Stealing documents off President Trump’s desk isn’t the only way his top aides are trying to prevent him from taking action on foreign policy. Several administration officials claim that Treasury Secretary Steven Mnuchin has found another way to “resist” the president’s maximum-pressure strategy on Iran: simply neglect to give the president a document he requested several weeks ago.
The Trump administration is drastically increasing pressure on Iran, including by tightening the financial noose on the regime and banks it uses to fund malign activities across the Middle East. One key tool Trump is considering is to force Iranian banks off SWIFT, the international system that clears trans-border financial transactions. Banning Iran from SWIFT was a crucial plank of the pressure campaign that brought Tehran to the negotiating table earlier this decade.
Iran rejoined SWIFT in 2016 as part of the nuclear deal that Trump withdrew from this year. Now, other top Trump administration officials and lawmakers want SWIFT to banish Iran again, but Mnuchin and his department are internally opposed to using pressure to force SWIFT to take action, three senior administration officials said.

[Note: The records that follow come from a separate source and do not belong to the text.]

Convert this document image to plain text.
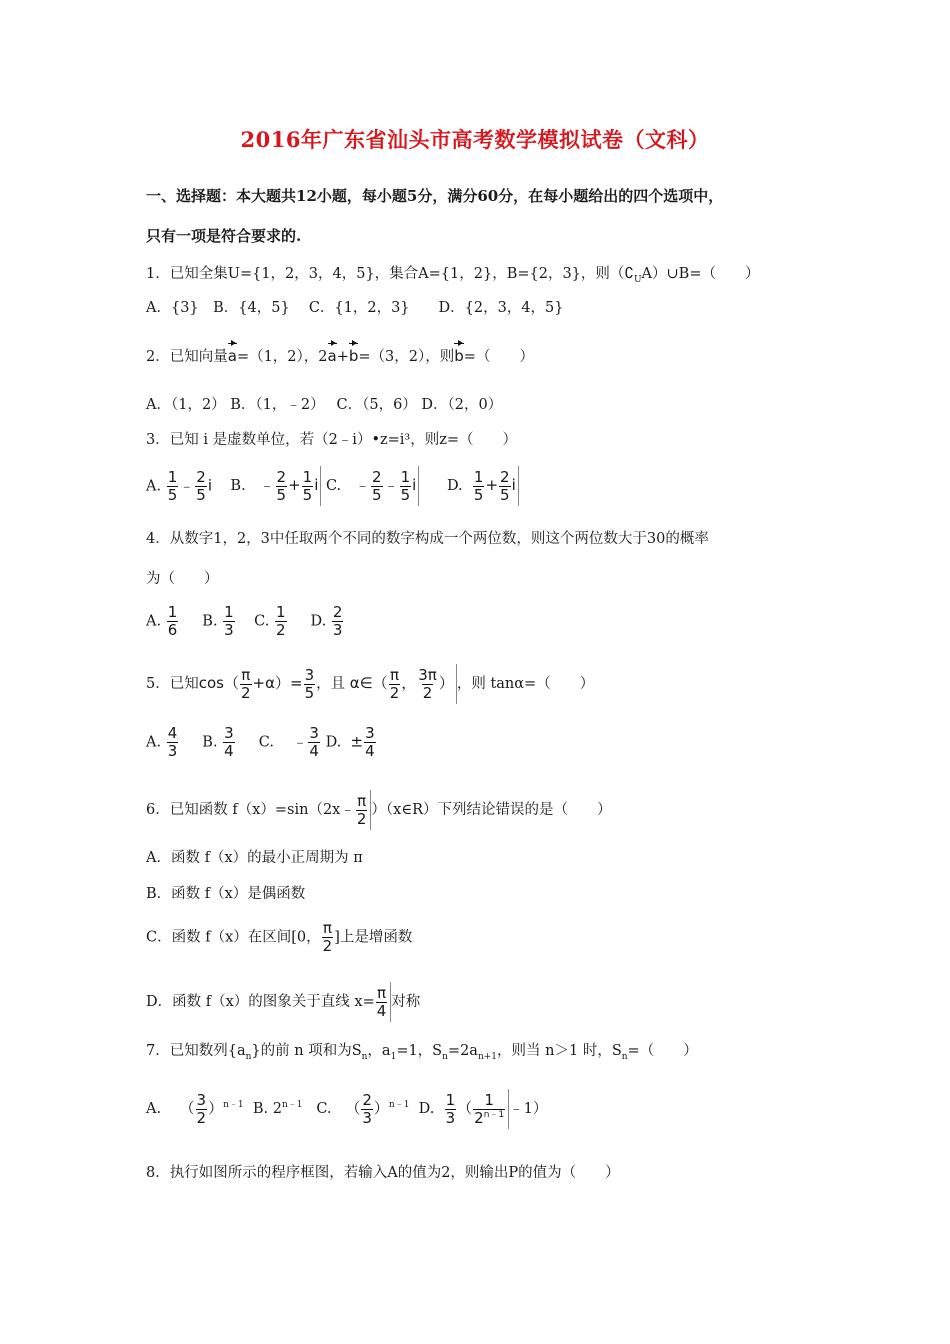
2016年广东省汕头市高考数学模拟试卷（文科）
一、选择题：本大题共12小题，每小题5分，满分60分，在每小题给出的四个选项中，
只有一项是符合要求的.
1．已知全集U={1，2，3，4，5}，集合A={1，2}，B={2，3}，则$(∁_UA)\cup B=$（　　）
A．{3}　B．{4，5}　 C．{1，2，3}　　D．{2，3，4，5}
2．已知向量a=（1，2），2a+b=（3，2），则b=（　　）
A．（1，2） B．（1，﹣2）　 C．（5，6） D．（2，0）
3．已知 i 是虚数单位，若（2﹣i）•z=i³，则z=（　　）
A. $\frac{1}{5}$ ﹣ $\frac{2}{5}$ i B. ﹣ $\frac{2}{5} + \frac{1}{5}$ i C. ﹣ $\frac{2}{5}$ ﹣ $\frac{1}{5}$ i D. $\frac{1}{5} + \frac{2}{5}$ i
4．从数字1，2，3中任取两个不同的数字构成一个两位数，则这个两位数大于30的概率
为（　　）
A. $\frac{1}{6} B$. $\frac{1}{3} C$. $\frac{1}{2} D$. $\frac{2}{3}$
5．已知$\cos( \frac{\pi}{2} +\alpha)= \frac{3}{5}$ ，且 α∈（ $\frac{\pi}{2}$ ， $\frac{3\pi}{2}$ ） ，则 tanα=（　　）
A. $\frac{4}{3} B$. $\frac{3}{4} C$. ﹣ $\frac{3}{4} D$. ± $\frac{3}{4}$
6．已知函数 f（x）=sin（2x﹣ $\frac{\pi}{2}$ ）（x∈R）下列结论错误的是（　　）
A．函数 f（x）的最小正周期为 π
B．函数 f（x）是偶函数
C．函数 f（x）在区间[0， $\frac{\pi}{2}$ ]上是增函数
D．函数 f（x）的图象关于直线 $x= \frac{\pi}{4}$ 对称
7．已知数列$\{a_n\}$的前 n 项和为$S_n$，$a_1=1$，$S_n=2a_{n+1}$，则当 n＞1 时，$S_n=$（　　）
A. （ $\frac{3}{2} )^{n﹣1}$ B. $2^{n﹣1}$ C. （ $\frac{2}{3} )^{n﹣1}$ D. $\frac{1}{3}$ （ $\frac{1}{2^{n﹣1}}$ ﹣1）
8．执行如图所示的程序框图，若输入A的值为2，则输出P的值为（　　）
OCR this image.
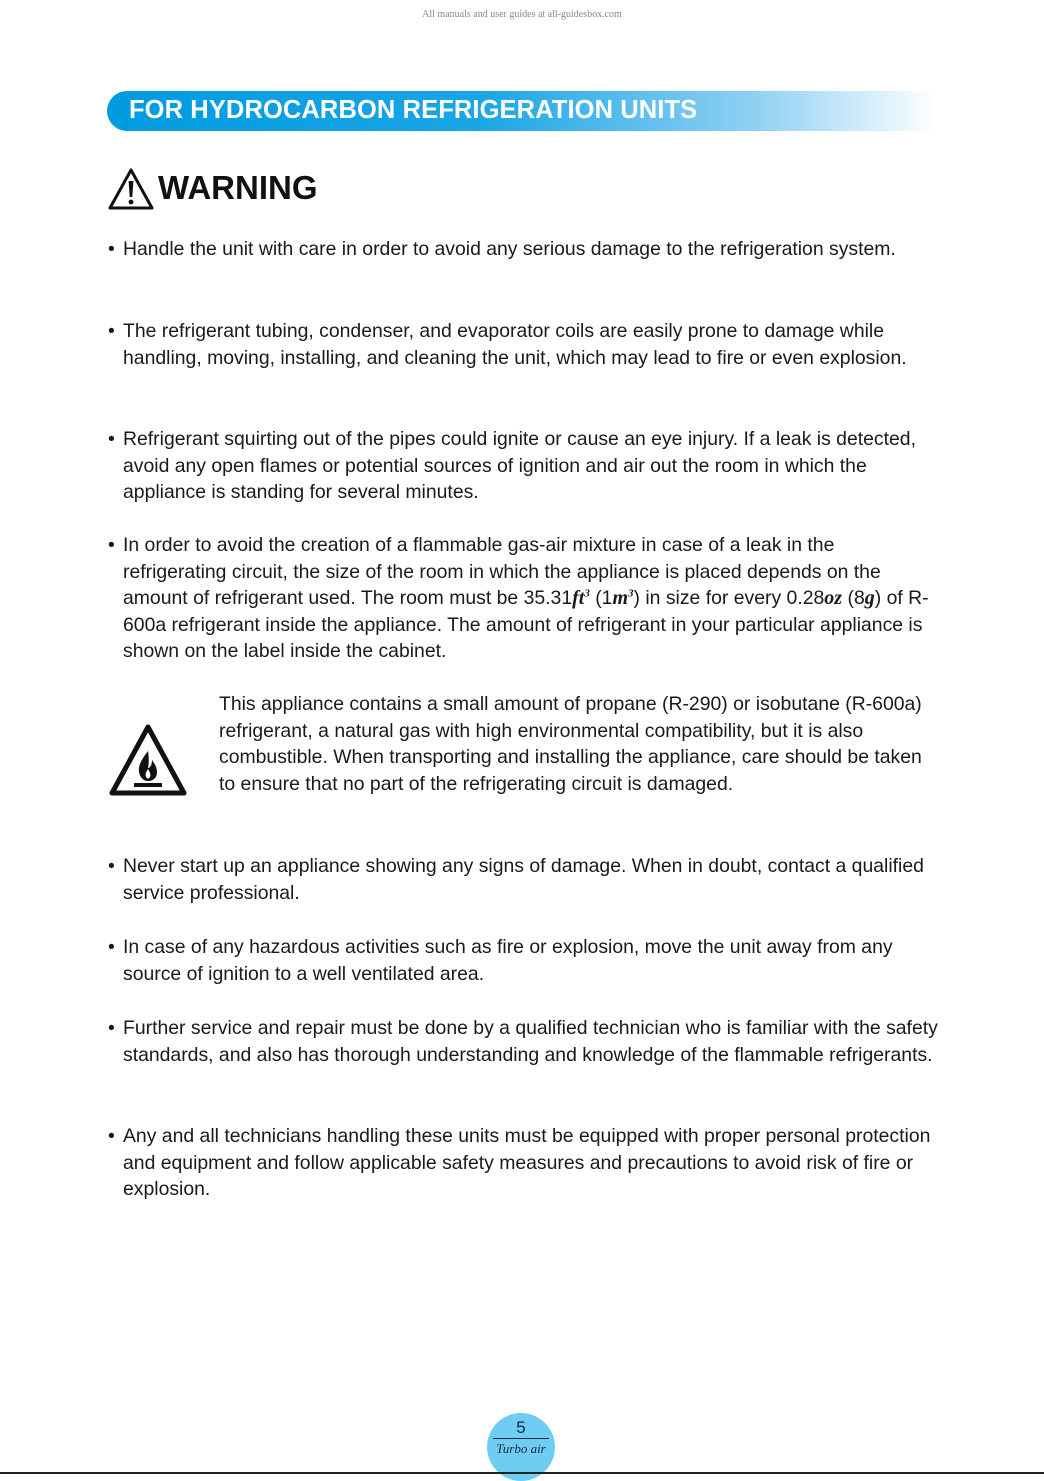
All manuals and user guides at all-guidesbox.com
FOR HYDROCARBON REFRIGERATION UNITS
WARNING
• Handle the unit with care in order to avoid any serious damage to the refrigeration system.
• The refrigerant tubing, condenser, and evaporator coils are easily prone to damage while handling, moving, installing, and cleaning the unit, which may lead to fire or even explosion.
• Refrigerant squirting out of the pipes could ignite or cause an eye injury. If a leak is detected, avoid any open flames or potential sources of ignition and air out the room in which the appliance is standing for several minutes.
• In order to avoid the creation of a flammable gas-air mixture in case of a leak in the refrigerating circuit, the size of the room in which the appliance is placed depends on the amount of refrigerant used. The room must be $35.31ft^3$ $(1m^3)$ in size for every 0.28oz (8g) of R-600a refrigerant inside the appliance. The amount of refrigerant in your particular appliance is shown on the label inside the cabinet.
This appliance contains a small amount of propane (R-290) or isobutane (R-600a) refrigerant, a natural gas with high environmental compatibility, but it is also combustible. When transporting and installing the appliance, care should be taken to ensure that no part of the refrigerating circuit is damaged.
• Never start up an appliance showing any signs of damage. When in doubt, contact a qualified service professional.
• In case of any hazardous activities such as fire or explosion, move the unit away from any source of ignition to a well ventilated area.
• Further service and repair must be done by a qualified technician who is familiar with the safety standards, and also has thorough understanding and knowledge of the flammable refrigerants.
• Any and all technicians handling these units must be equipped with proper personal protection and equipment and follow applicable safety measures and precautions to avoid risk of fire or explosion.
5
Turbo air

In interviews, the officials said Mnuchin has been slow-rolling the decision-making process to delay final consideration by the president. Following a July 26 Principals Committee meeting on Iran, the Treasury Department was tasked with producing an options memo laying out possible sanctions on SWIFT, its board members or their banks. Almost two months later, the document is missing in action — which prevents Trump from making a decision.
I reached out to Mnuchin, but a Treasury spokesman declined to comment on specific sanctions measures. The spokesman said, “Secretary Mnuchin has led an intense economic pressure campaign against Iran as part of this administration’s comprehensive strategy to address the totality of Iran’s malign and destabilizing activity.”
That has been largely true until now, but the real pressure is yet to come. In early November, the United States will re-impose harsh sanctions on the Iranian financial system, including the Central Bank of Iran. Although the Obama administration reluctantly implemented the sanctions after the Senate passed them 100 to 0 in 2011, Obama officials later praised them.
Frustrated with the delay, Trump asked officials about progress on the new Iran sanctions during a recent visit to Bedminster, N.J., two officials said.
SWIFT banned Iranian banks in 2012 under pressure from Congress and some European governments, but many in Europe were upset by what they saw as U.S. strong-arm tactics. This time, some European governments want to preserve the nuclear deal and protect Iran from new U.S. sanctions. If the United States successfully pressures SWIFT to break ties with Iran again, that will be a huge blow to European efforts.
Knowing this, Germany’s foreign minister is calling for the European Union to create an alternative to SWIFT. But that’s not going to happen anytime soon. Though the board of SWIFT is based in Belgium and operates under Belgian law, the United States still has huge leverage.
To be sure, it’s a controversial strategy with serious risks. The move could further damage already troubled U.S.-Europe relations. Even if SWIFT capitulates, there’s no assurance Iran will negotiate. Trump’s maximum-pressure strategy may fail.
But we’ll never know if that’s the case if Trump isn’t able to actually implement maximum pressure, said Richard Goldberg, who wrote the original SWIFT sanctions legislation as an aide to Sen. Mark Kirk (R-Ill.).
“The only hope for the president’s strategy to succeed is getting SWIFT to disconnect all the Iranian banks,” he said. “And if the Treasury Department waffles one iota on that mission, they are setting the president up for failure.”
There’s another great argument for cutting Iranian banks off SWIFT: It would hamper Iran’s ability to finance the Assad regime in Syria, Hezbollah, Hamas and their other regional proxies. SWIFT’s own bylaws require it to prevent illegal financial activities — such as funding terrorism. Treasury’s position is understandable; Wall Street doesn’t like Washington policymakers disrupting their institutions, and there could be economic blowback. But allowing Iran to wantonly abuse international financial systems for illicit purposes weakens those systems in the long run.
“Mnuchin’s job as treasury secretary is to protect the integrity of the global financial system, and he’s not protecting that integrity if he is allowing sanctioned Iranian banks to stay on,” said Mark Dubowitz, chief executive of the Foundation for Defense of Democracies.
Senior officials have worked to contain their president by manipulating the policy process for ages. President Jimmy Carter’s national security team worked secretly to thwart his stated desire to remove U.S. troops from South Korea. “We began a rear-guard action — delay it, water it down, mitigate the decision as much as possible,” Pentagon official Morton Abramowitz said of the effort.
But now, with anonymous officials writing op-eds and senior officials playing hide-and-seek with items on the Resolute Desk, that kind of nonsense has to stop. Mnuchin should make his arguments to the president, give him the information he already requested and let the president decide.